Maigret dut attendre, pour trouver le boulevard Beaumarchais. Sans raison il pensa à Nine.

« Elle n’aura rien ! Pas un sou… murmura-t-il à mi-voix. Le testament sera annulé. Et c’est Mme Couchet, née Dormoy… »

Le colonel avait dû commencer les démarches. C’était naturel. Mme Couchet aurait tout ! Tous les millions…

C’était une femme distinguée, qui saurait tenir son rang…

Maigret montait lentement l’escalier, poussait la porte de l’appartement du boulevard Richard-Lenoir.

« Devine qui est arrivé ? »

Mme Maigret mettait quatre couverts sur la nappe blanche. Maigret apercevait sur le buffet un cruchon de mirabelle.

« Ta sœur ! »

Ce n’était pas difficile à deviner puisque, chaque fois qu’elle venait d’Alsace, elle apportait un cruchon d’alcool de fruits et un jambon fumé.

« Elle est allée faire quelques courses avec André… »

Le mari ! Un brave garçon qui dirigeait une briqueterie.

« Tu as l’air fatigué… J’espère que tu ne sors plus aujourd’hui, au moins ? »

Maigret ne sortit pas. À neuf heures du soir, il jouait au Nain Jaune, avec sa belle-sœur et son beau-frère. La mirabelle parfumait la salle à manger.

Et Mme Maigret riait à tout moment aux éclats parce qu’elle n’était jamais parvenue à connaître les cartes et qu’elle faisait toutes les bêtises imaginables.
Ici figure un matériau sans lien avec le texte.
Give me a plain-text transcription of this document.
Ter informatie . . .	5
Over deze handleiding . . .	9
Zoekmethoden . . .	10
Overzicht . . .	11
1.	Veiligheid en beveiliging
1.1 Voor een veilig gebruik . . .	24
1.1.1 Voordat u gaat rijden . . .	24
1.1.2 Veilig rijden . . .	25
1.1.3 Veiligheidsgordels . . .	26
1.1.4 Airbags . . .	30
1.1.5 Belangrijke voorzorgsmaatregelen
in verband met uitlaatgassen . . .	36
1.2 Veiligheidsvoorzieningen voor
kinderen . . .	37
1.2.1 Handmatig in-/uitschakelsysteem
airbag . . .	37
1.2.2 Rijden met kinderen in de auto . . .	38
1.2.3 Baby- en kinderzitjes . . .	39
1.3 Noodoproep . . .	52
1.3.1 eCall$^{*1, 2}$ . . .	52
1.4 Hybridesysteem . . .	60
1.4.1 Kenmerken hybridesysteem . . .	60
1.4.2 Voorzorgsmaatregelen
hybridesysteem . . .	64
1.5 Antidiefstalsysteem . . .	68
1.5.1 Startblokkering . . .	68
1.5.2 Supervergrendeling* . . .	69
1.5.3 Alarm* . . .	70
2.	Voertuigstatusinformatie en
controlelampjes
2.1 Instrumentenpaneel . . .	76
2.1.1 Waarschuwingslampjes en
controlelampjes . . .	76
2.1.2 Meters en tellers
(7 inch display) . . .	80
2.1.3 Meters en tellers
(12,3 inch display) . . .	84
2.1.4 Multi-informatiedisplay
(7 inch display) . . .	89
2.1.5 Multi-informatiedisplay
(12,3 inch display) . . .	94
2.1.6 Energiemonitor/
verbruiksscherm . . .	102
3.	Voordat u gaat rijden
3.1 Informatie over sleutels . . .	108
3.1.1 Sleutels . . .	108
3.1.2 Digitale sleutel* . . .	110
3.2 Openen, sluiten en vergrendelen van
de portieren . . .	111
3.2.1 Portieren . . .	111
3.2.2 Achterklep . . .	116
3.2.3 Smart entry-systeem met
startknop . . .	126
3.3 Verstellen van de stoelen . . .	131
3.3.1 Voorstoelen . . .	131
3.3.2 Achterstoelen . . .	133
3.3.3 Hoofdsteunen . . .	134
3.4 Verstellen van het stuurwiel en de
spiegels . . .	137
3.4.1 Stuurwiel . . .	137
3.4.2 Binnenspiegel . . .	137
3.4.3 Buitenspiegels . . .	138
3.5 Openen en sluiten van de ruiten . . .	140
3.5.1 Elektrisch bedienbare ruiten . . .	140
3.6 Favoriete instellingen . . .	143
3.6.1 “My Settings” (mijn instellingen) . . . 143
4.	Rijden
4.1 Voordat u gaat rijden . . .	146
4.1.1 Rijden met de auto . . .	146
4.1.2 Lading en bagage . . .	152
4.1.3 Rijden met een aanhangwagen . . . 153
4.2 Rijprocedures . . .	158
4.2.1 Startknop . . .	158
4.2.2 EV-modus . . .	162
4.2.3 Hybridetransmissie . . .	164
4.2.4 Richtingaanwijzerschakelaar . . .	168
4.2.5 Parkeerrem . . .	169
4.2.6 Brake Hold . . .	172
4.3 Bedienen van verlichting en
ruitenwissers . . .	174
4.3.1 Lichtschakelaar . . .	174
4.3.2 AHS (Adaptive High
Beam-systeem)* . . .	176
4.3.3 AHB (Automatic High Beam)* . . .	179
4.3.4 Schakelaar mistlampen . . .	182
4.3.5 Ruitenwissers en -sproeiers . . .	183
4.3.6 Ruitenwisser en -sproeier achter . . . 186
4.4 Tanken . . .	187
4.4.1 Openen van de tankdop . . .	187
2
« Tu es sûre que tu n’as pas de neuf ?

— Oui, j’en ai…

— Alors, pourquoi ne joues-tu pas ? »

À Maigret, tout cela faisait l’effet d’un bain chaud. Il n’avait plus mal à la tête.

Il ne pensait plus à Mme Martin, qu’une voiture d’ambulance conduisait à Sainte-Anne, tandis que son mari sanglotait tout seul dans l’escalier vide.